CHAPTER XIII
HOW GARD REFUSED AN OFFER AND MADE AN ENEMY
They had been most gratefully and graciously free from Tom since his father’s death, but he reappeared a day or two before the end of the six weeks, and brought with him a wife from Guernsey—not even a Guernsey woman, however, but a Frenchwoman from the Cotentin—black-haired, black-eyed, good-looking, after the type that would please such an one as Tom Hamon—somewhat over-bold of face and manner for the rest of the family.
Philip Tanquerel had had to bring all his sagacity to bear on his difficult task of apportioning the lots, and Tom, who knew every inch of the ground and all its capacities, grinned viciously now and again at the acumen displayed in the divisions.
The allotment of the house-room had presented difficulties.
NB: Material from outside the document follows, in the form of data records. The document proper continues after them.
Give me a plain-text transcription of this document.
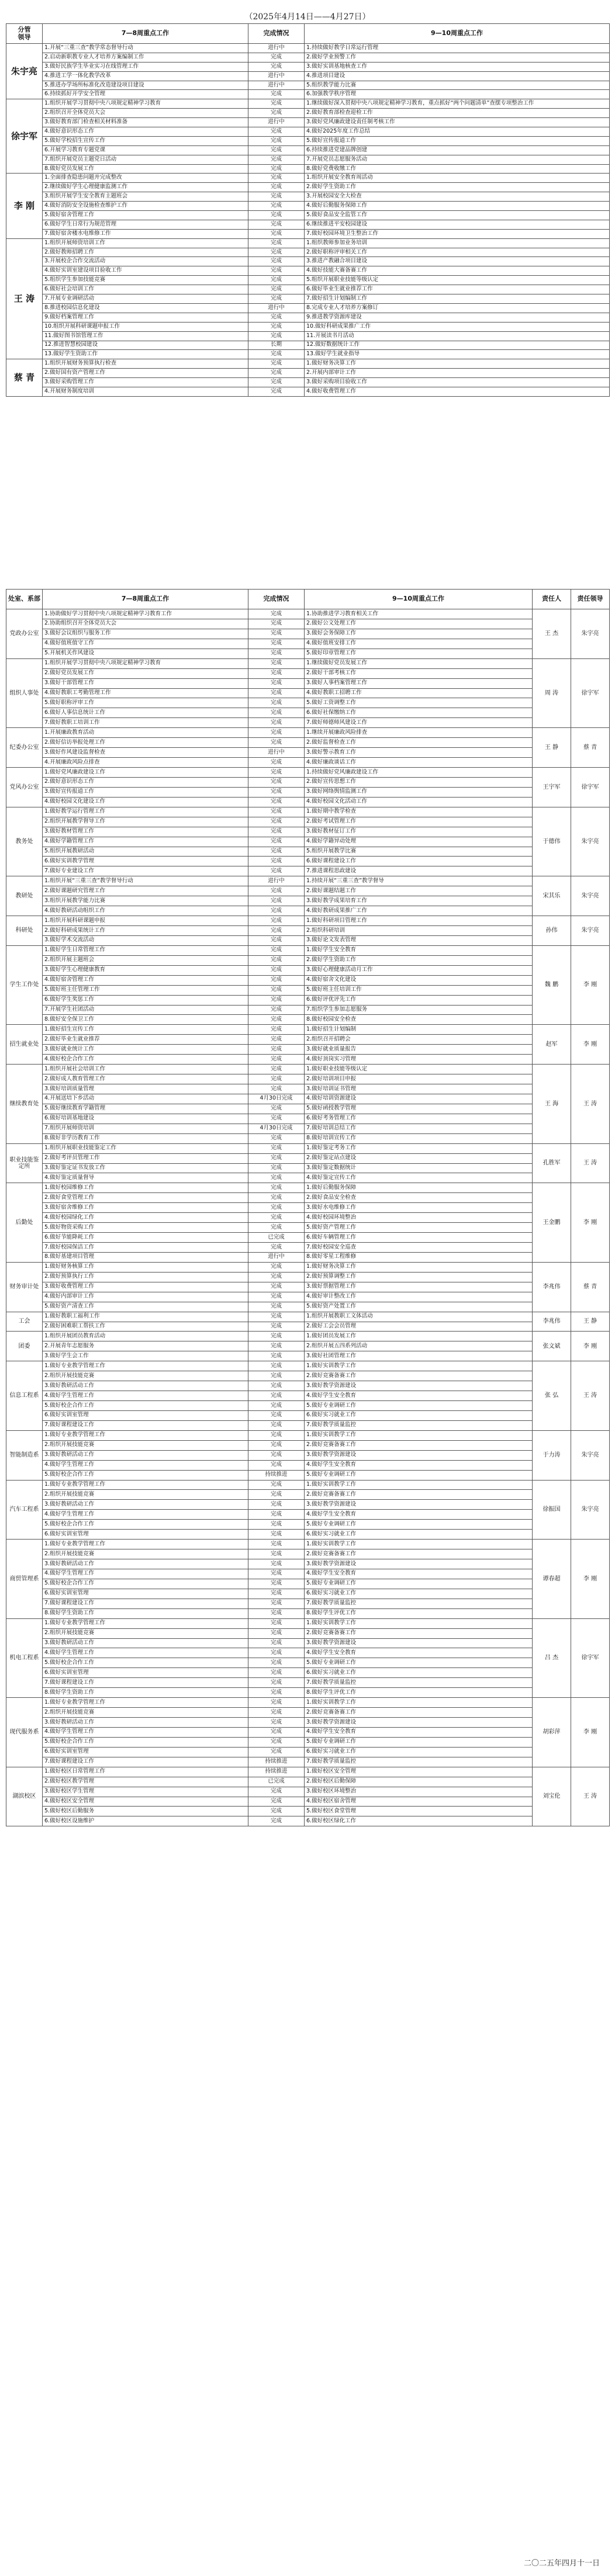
（2025年4月14日——4月27日）
分管
领导	7—8周重点工作	完成情况	9—10周重点工作
朱宇亮	1.开展“三重三查”教学常态督导行动	进行中	1.持续做好教学日常运行管理
	2.启动新职教专业人才培养方案编制工作	完成	2.做好学业预警工作
	3.做好民族学生毕业实习在线管理工作	完成	3.做好实训基地核查工作
	4.推进工学一体化教学改革	进行中	4.推进项目建设
	5.推进办学场所标准化改造建设项目建设	进行中	5.组织教学能力比赛
	6.持续抓好开学安全管理	完成	6.加强教学秩序管理
徐宇军	1.组织开展学习贯彻中央八项规定精神学习教育	完成	1.继续做好深入贯彻中央八项规定精神学习教育，重点抓好“两个问题清单”查摆专项整治工作
	2.组织召开全体党员大会	完成	2.做好教育部检查迎检工作
	3.做好教育部门检查相关材料准备	进行中	3.做好党风廉政建设责任制考核工作
	4.做好意识形态工作	完成	4.做好2025年度工作总结
	5.做好学校招生宣传工作	完成	5.做好宣传报道工作
	6.开展学习教育专题党课	完成	6.持续推进党建品牌创建
	7.组织开展党员主题党日活动	完成	7.开展党员志愿服务活动
	8.做好党员发展工作	完成	8.做好党费收缴工作
李 刚	1.全面排查隐患问题并完成整改	完成	1.组织开展安全教育周活动
	2.继续做好学生心理健康监测工作	完成	2.做好学生资助工作
	3.组织开展学生安全教育主题班会	完成	3.开展校园安全大检查
	4.做好消防安全设施检查维护工作	完成	4.做好后勤服务保障工作
	5.做好宿舍管理工作	完成	5.做好食品安全监管工作
	6.做好学生日常行为规范管理	完成	6.继续推进平安校园建设
	7.做好宿舍楼水电维修工作	完成	7.做好校园环境卫生整治工作
王 涛	1.组织开展师资培训工作	完成	1.组织教师参加业务培训
	2.做好教师招聘工作	完成	2.做好职称评审相关工作
	3.开展校企合作交流活动	完成	3.推进产教融合项目建设
	4.做好实训室建设项目验收工作	完成	4.做好技能大赛备赛工作
	5.组织学生参加技能竞赛	完成	5.组织开展职业技能等级认定
	6.做好社会培训工作	完成	6.做好毕业生就业推荐工作
	7.开展专业调研活动	完成	7.做好招生计划编制工作
	8.推进校园信息化建设	进行中	8.完成专业人才培养方案修订
	9.做好档案管理工作	完成	9.推进教学资源库建设
	10.组织开展科研课题申报工作	完成	10.做好科研成果推广工作
	11.做好图书馆管理工作	完成	11.开展读书月活动
	12.推进智慧校园建设	长期	12.做好数据统计工作
	13.做好学生资助工作	完成	13.做好学生就业指导
蔡 青	1.组织开展财务预算执行检查	完成	1.做好财务决算工作
	2.做好国有资产管理工作	完成	2.开展内部审计工作
	3.做好采购管理工作	完成	3.做好采购项目验收工作
	4.开展财务制度培训	完成	4.做好收费管理工作
处室、系部	7—8周重点工作	完成情况	9—10周重点工作	责任人	责任领导
党政办公室	1.协助做好学习贯彻中央八项规定精神学习教育工作	完成	1.协助推进学习教育相关工作	王 杰	朱宇亮
	2.协助组织召开全体党员大会	完成	2.做好公文处理工作		
	3.做好会议组织与服务工作	完成	3.做好会务保障工作		
	4.做好值班值守工作	完成	4.做好值班安排工作		
	5.开展机关作风建设	完成	5.做好印章管理工作		
组织人事处	1.组织开展学习贯彻中央八项规定精神学习教育	完成	1.继续做好党员发展工作	周 涛	徐宇军
	2.做好党员发展工作	完成	2.做好干部考核工作		
	3.做好干部管理工作	完成	3.做好人事档案管理工作		
	4.做好教职工考勤管理工作	完成	4.做好教职工招聘工作		
	5.做好职称评审工作	完成	5.做好工资调整工作		
	6.做好人事信息统计工作	完成	6.做好社保缴纳工作		
	7.做好教职工培训工作	完成	7.做好师德师风建设工作		
纪委办公室	1.开展廉政教育活动	完成	1.继续开展廉政风险排查	王 静	蔡 青
	2.做好信访举报处理工作	完成	2.做好监督检查工作		
	3.做好作风建设监督检查	进行中	3.做好警示教育工作		
	4.开展廉政风险点排查	完成	4.做好廉政谈话工作		
党风办公室	1.做好党风廉政建设工作	完成	1.持续做好党风廉政建设工作	王宇军	徐宇军
	2.做好意识形态工作	完成	2.做好宣传思想工作		
	3.做好宣传报道工作	完成	3.做好网络舆情监测工作		
	4.做好校园文化建设工作	完成	4.做好校园文化活动工作		
教务处	1.做好教学运行管理工作	完成	1.做好期中教学检查	于德伟	朱宇亮
	2.组织开展教学督导工作	完成	2.做好考试管理工作		
	3.做好教材管理工作	完成	3.做好教材征订工作		
	4.做好学籍管理工作	完成	4.做好学籍异动处理		
	5.组织开展教研活动	完成	5.组织开展教学比赛		
	6.做好实训教学管理	完成	6.做好课程建设工作		
	7.做好专业建设工作	完成	7.推进课程思政建设		
教研处	1.组织开展“三重三查”教学督导行动	进行中	1.持续开展“三重三查”教学督导	宋其乐	朱宇亮
	2.做好课题研究管理工作	完成	2.做好课题结题工作		
	3.组织开展教学能力比赛	完成	3.做好教学成果培育工作		
	4.做好教研活动组织工作	完成	4.做好教研成果推广工作		
科研处	1.组织开展科研课题申报	完成	1.做好科研项目管理工作	孙伟	朱宇亮
	2.做好科研成果统计工作	完成	2.组织科研培训		
	3.做好学术交流活动	完成	3.做好论文发表管理		
学生工作处	1.做好学生日常管理工作	完成	1.做好学生安全教育	魏 鹏	李 刚
	2.组织开展主题班会	完成	2.做好学生资助工作		
	3.做好学生心理健康教育	完成	3.做好心理健康活动月工作		
	4.做好宿舍管理工作	完成	4.做好宿舍文化建设		
	5.做好班主任管理工作	完成	5.做好班主任培训工作		
	6.做好学生奖惩工作	完成	6.做好评优评先工作		
	7.开展学生社团活动	完成	7.组织学生参加志愿服务		
	8.做好安全保卫工作	完成	8.做好校园安全检查		
招生就业处	1.做好招生宣传工作	完成	1.做好招生计划编制	赵军	李 刚
	2.做好毕业生就业推荐	完成	2.组织召开招聘会		
	3.做好就业统计工作	完成	3.做好就业质量报告		
	4.做好校企合作工作	完成	4.做好顶岗实习管理		
继续教育处	1.组织开展社会培训工作	完成	1.做好职业技能等级认定	王 海	王 涛
	2.做好成人教育管理工作	完成	2.做好培训项目申报		
	3.做好培训质量管理	完成	3.做好培训证书管理		
	4.开展送培下乡活动	4月30日完成	4.做好培训资源建设		
	5.做好继续教育学籍管理	完成	5.做好函授教学管理		
	6.做好培训基地建设	完成	6.做好考务管理工作		
	7.组织开展师资培训	4月30日完成	7.做好培训总结工作		
	8.做好非学历教育工作	完成	8.做好培训宣传工作		
职业技能鉴定所	1.组织开展职业技能鉴定工作	完成	1.做好鉴定考务工作	孔胜军	王 涛
	2.做好考评员管理工作	完成	2.做好鉴定站点建设		
	3.做好鉴定证书发放工作	完成	3.做好鉴定数据统计		
	4.做好鉴定质量督导	完成	4.做好鉴定宣传工作		
后勤处	1.做好校园维修工作	完成	1.做好后勤服务保障	王金鹏	李 刚
	2.做好食堂管理工作	完成	2.做好食品安全检查		
	3.做好宿舍维修工作	完成	3.做好水电维修工作		
	4.做好校园绿化工作	完成	4.做好校园环境整治		
	5.做好物资采购工作	完成	5.做好资产管理工作		
	6.做好节能降耗工作	已完成	6.做好车辆管理工作		
	7.做好校园保洁工作	完成	7.做好校园安全巡查		
	8.做好基建项目管理	进行中	8.做好零星工程维修		
财务审计处	1.做好财务核算工作	完成	1.做好财务决算工作	李兆伟	蔡 青
	2.做好预算执行工作	完成	2.做好预算调整工作		
	3.做好收费管理工作	完成	3.做好票据管理工作		
	4.做好内部审计工作	完成	4.做好审计整改工作		
	5.做好资产清查工作	完成	5.做好资产处置工作		
工会	1.做好教职工福利工作	完成	1.组织开展教职工文体活动	李兆伟	王 静
	2.做好困难职工帮扶工作	完成	2.做好工会会员管理		
团委	1.组织开展团员教育活动	完成	1.做好团员发展工作	张文斌	李 刚
	2.开展青年志愿服务	完成	2.组织开展五四系列活动		
	3.做好学生会工作	完成	3.做好社团管理工作		
信息工程系	1.做好专业教学管理工作	完成	1.做好实训教学工作	张 弘	王 涛
	2.组织开展技能竞赛	完成	2.做好竞赛备赛工作		
	3.做好教研活动工作	完成	3.做好教学资源建设		
	4.做好学生管理工作	完成	4.做好学生安全教育		
	5.做好校企合作工作	完成	5.做好专业调研工作		
	6.做好实训室管理	完成	6.做好实习就业工作		
	7.做好课程建设工作	完成	7.做好教学质量监控		
智能制造系	1.做好专业教学管理工作	完成	1.做好实训教学工作	于力涛	朱宇亮
	2.组织开展技能竞赛	完成	2.做好竞赛备赛工作		
	3.做好教研活动工作	完成	3.做好教学资源建设		
	4.做好学生管理工作	完成	4.做好学生安全教育		
	5.做好校企合作工作	持续推进	5.做好专业调研工作		
汽车工程系	1.做好专业教学管理工作	完成	1.做好实训教学工作	徐振国	朱宇亮
	2.组织开展技能竞赛	完成	2.做好竞赛备赛工作		
	3.做好教研活动工作	完成	3.做好教学资源建设		
	4.做好学生管理工作	完成	4.做好学生安全教育		
	5.做好校企合作工作	完成	5.做好专业调研工作		
	6.做好实训室管理	完成	6.做好实习就业工作		
商贸管理系	1.做好专业教学管理工作	完成	1.做好实训教学工作	谭春超	李 刚
	2.组织开展技能竞赛	完成	2.做好竞赛备赛工作		
	3.做好教研活动工作	完成	3.做好教学资源建设		
	4.做好学生管理工作	完成	4.做好学生安全教育		
	5.做好校企合作工作	完成	5.做好专业调研工作		
	6.做好实训室管理	完成	6.做好实习就业工作		
	7.做好课程建设工作	完成	7.做好教学质量监控		
	8.做好学生资助工作	完成	8.做好学生评优工作		
机电工程系	1.做好专业教学管理工作	完成	1.做好实训教学工作	吕 杰	徐宇军
	2.组织开展技能竞赛	完成	2.做好竞赛备赛工作		
	3.做好教研活动工作	完成	3.做好教学资源建设		
	4.做好学生管理工作	完成	4.做好学生安全教育		
	5.做好校企合作工作	完成	5.做好专业调研工作		
	6.做好实训室管理	完成	6.做好实习就业工作		
	7.做好课程建设工作	完成	7.做好教学质量监控		
	8.做好学生资助工作	完成	8.做好学生评优工作		
现代服务系	1.做好专业教学管理工作	完成	1.做好实训教学工作	胡彩萍	李 刚
	2.组织开展技能竞赛	完成	2.做好竞赛备赛工作		
	3.做好教研活动工作	完成	3.做好教学资源建设		
	4.做好学生管理工作	完成	4.做好学生安全教育		
	5.做好校企合作工作	完成	5.做好专业调研工作		
	6.做好实训室管理	完成	6.做好实习就业工作		
	7.做好课程建设工作	持续推进	7.做好教学质量监控		
湖滨校区	1.做好校区日常管理工作	持续推进	1.做好校区安全管理	刘宝伦	王 涛
	2.做好校区教学管理	已完成	2.做好校区后勤保障		
	3.做好校区学生管理	完成	3.做好校区环境整治		
	4.做好校区安全管理	完成	4.做好校区宿舍管理		
	5.做好校区后勤服务	完成	5.做好校区食堂管理		
	6.做好校区设施维护	完成	6.做好校区绿化工作		
二〇二五年四月十一日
The great kitchen at La Closerie occupied the whole centre third of the ground floor, the remaining thirds of the space on each side being taken up with the rarely-used best room and three bedrooms, all pretty much of a size, and all opening into the kitchen. Up above, under the sloping thatch was the great solie or loft, entered from the outside through the door-window in the gable by means of a short wooden ladder.
Grannie’s dower rights, when Tom’s grandfather died, had obtained for her the two rooms constituting one-third of the house on the south side of the kitchen, and certain rights of use of the kitchen itself. As she needed only one room, she had bartered off the other and her kitchen rights to her son and his wife in exchange for food and attendance, and the arrangement had worked excellently.
But, on her first glimpse of young Tom’s quick-eyed, bold-faced Frenchwoman, she had vowed she would have none of her; and in the end, as the result of some chaffering, it was arranged that Tom and his wife should have the kitchen and all the rooms north of it, while Mrs. Hamon and Nance and Bernel had the room next Grannie’s for a kitchen, and the great loft for bedrooms, all the necessary and duly specified alterations to be made at Tom’s expense, and Mr. Tanquerel to see them carried out at once. Grannie’s other room was to become their sitting-room also and they were to provide for her as hitherto. By boarding up the doors leading to the kitchen, and making a new entrance to their own rooms, the families were therefore entirely separated, to every one’s complete satisfaction.
The division of the furniture and kitchen utensils gave Mrs. Hamon all she needed. Tom, of course, took as droit d’ainesse, before the division, the family clock—which still bore signs of strife, and had refused to go since that night when Gard’s buffet had sent him headlong into it; and the farm-ladders and the pilotins—the stone props on which the haystacks were built; and in addition to his own full share, as between himself and Nance and Bernel, he exacted from them to the uttermost farthing the extra seventh part of the value of all they received—an Island right, but honoured more in the breach than in the observance, and one which, in its exercise, tended to label the exerciser as unduly mean and grasping.